People often suggest listening to one's system from outside the listening room, down the hallway or up the stairs. Eighteen months ago, I stood roughly in the middle of David's stairway in Utah leading down to his listening room in one direction and up to his living room in the other. Then, his daughter was playing her cello in her own quartet while David's system was playing Beethoven's Late Quartets. I remember at the time marveling at how similar the two actually sounded. This afternoon I began to understand why.
As I was getting ready to go out to dinner, I turned up the volume so that I could hear the music from my bedroom upstairs. As I was dressing, I noticed that the music sounded much more realistic outside the room than I remember. As I walked down the stairs closer to the door which was only half way open, I noticed three things: the timbre was more natural with this turntable, but more importantly, the dynamics and the sense of mass were much improved.
I was playing Art Pepper Plus Eleven. This is big band at its finest. From the stairs, the instruments were instantly recognizable for what they were, but what I really noticed was the dynamics and mass of the sound. The horns came through very clearly and were explosive, if a bit muted through the door and walls. Also, there was a sense of mass to the instruments that I never noticed from outside the room before. The low frequencies travelled and filled the stairway. The sax had a low growl and impact, the trumpets were piercing yet brassy and not bright. The clarinet had a gorgeous wood and reedy tone. The instruments played together and filled the space, yet there was a surprising clarity to each one individually as it came forward in the mix. The dynamics and mass gave the instruments a believable presence around the corner that was absent from the Micro Seiki. The tone was pretty similar though.

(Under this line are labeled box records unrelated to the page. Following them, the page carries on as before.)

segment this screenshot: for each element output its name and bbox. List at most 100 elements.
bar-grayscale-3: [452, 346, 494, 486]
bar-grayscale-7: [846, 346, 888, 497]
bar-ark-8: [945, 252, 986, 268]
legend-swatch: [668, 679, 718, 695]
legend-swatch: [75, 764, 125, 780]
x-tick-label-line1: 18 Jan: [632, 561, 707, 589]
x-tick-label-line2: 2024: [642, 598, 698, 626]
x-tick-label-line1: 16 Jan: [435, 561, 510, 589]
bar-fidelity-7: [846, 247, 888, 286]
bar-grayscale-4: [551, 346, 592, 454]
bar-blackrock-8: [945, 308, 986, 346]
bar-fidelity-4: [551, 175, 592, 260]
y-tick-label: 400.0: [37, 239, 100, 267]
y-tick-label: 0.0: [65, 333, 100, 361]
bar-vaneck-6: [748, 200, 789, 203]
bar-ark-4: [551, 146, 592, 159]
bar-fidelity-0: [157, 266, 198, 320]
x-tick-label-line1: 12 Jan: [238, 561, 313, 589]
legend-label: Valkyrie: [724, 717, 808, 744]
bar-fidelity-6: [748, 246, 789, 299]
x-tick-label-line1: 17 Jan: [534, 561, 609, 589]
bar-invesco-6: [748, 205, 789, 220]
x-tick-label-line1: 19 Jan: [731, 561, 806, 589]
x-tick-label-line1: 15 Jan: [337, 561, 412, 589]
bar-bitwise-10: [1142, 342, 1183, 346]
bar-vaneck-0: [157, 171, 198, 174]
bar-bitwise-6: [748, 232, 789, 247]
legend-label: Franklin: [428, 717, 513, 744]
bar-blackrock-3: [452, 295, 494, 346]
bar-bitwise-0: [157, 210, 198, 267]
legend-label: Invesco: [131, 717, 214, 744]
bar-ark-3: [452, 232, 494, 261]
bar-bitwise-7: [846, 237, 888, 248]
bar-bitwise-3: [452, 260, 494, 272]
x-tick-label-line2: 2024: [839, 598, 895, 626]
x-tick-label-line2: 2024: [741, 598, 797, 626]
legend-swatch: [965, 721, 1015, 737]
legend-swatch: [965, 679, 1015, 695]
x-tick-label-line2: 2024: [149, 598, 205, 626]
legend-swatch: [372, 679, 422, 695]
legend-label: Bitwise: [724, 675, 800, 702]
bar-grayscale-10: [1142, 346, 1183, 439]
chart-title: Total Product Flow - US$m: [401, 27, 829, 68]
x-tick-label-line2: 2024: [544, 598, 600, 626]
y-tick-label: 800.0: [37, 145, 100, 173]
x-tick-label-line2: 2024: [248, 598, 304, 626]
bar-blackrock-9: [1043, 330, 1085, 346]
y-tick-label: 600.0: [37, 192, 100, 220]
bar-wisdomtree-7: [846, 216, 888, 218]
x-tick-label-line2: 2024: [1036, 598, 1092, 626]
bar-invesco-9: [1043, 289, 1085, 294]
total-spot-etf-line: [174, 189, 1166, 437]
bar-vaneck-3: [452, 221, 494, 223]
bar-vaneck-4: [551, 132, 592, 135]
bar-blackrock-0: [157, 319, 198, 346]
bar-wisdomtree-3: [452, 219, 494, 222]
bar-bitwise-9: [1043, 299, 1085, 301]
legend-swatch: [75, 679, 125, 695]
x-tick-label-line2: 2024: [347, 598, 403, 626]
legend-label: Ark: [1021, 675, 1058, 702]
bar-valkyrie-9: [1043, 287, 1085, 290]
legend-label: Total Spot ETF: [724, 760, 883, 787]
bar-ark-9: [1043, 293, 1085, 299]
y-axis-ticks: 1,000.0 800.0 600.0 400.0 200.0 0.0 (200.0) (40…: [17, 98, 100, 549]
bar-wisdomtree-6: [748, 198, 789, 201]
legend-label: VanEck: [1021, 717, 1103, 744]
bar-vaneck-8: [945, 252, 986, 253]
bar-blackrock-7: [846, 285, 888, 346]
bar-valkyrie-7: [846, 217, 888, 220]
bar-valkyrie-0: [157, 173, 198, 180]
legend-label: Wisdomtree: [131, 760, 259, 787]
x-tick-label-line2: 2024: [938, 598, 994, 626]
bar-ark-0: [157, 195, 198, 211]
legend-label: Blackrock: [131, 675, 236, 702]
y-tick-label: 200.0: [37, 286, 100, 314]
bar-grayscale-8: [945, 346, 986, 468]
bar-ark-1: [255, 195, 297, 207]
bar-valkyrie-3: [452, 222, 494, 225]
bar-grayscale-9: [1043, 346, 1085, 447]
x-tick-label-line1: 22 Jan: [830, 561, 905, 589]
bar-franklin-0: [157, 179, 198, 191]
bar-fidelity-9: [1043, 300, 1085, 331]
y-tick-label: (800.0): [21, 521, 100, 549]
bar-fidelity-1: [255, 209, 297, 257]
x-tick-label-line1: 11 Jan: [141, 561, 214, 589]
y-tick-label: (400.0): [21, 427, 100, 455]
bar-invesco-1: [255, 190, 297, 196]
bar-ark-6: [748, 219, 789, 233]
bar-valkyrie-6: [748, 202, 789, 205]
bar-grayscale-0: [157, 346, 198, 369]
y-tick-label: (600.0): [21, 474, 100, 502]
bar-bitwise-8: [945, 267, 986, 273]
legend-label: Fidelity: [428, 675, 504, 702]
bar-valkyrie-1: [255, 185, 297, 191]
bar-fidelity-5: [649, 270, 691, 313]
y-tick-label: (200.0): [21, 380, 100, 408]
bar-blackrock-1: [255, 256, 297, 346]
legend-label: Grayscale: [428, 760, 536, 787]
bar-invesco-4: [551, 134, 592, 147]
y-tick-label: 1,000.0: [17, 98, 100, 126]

It was not just the beauty of the tone, but the pressure of the energy and the shear solidity of the instruments escaping the room that made the recorded music sound believable. And the dynamics jumped, even from the distance. These two characteristics are the key to the sense of realism and aliveness, it seems. This was exactly what I heard standing on David's stairway while comparing the sound of his daughter's real cello to the presentation through the Bionors. I just did not understand it fully at the time.
David told me that I would continue to learn as I lived with and got to know the system. He was right.
This evening after dinner I played Beethoven’s violin Concerto with Grumiaux, the same LP I listened to with Tima in Utah on our recnt trip together to visit David. Tonight was the first time hearing it on the new turntable. I remember some of the comments Tim made when listening to it. Tim told me that he had never heard Grumiaux play like that. The Micro Seiki, as excellent as it is, simply did not dig deep enough into the music to reveal as much about the beautiful and nuanced sound of Grumiaux's instrument. On the AS2000, the violin is more expressive, far more emotional and moving. Tim was swept away then, as I was here tonight.
There is also this: much more mass to all the instruments, regardless of volume. The foundation is more solid offering a greater contrast to the lighter and higher soaring violin. At the ending crescendo, there is this finality and resolve from the orchestra that overwhelmed the room with energy. People talk about tonal density. I hear a wash of energy filling the room emanating from every instrument on the stage. This is true natural resolution. I thought I understood that but now after actually hearing it in my room, I get it. This table is starting to reveal the system's capabilities. Music is coming alive in the room. The information has always been right there in the grooves, I am now just hearing more of it.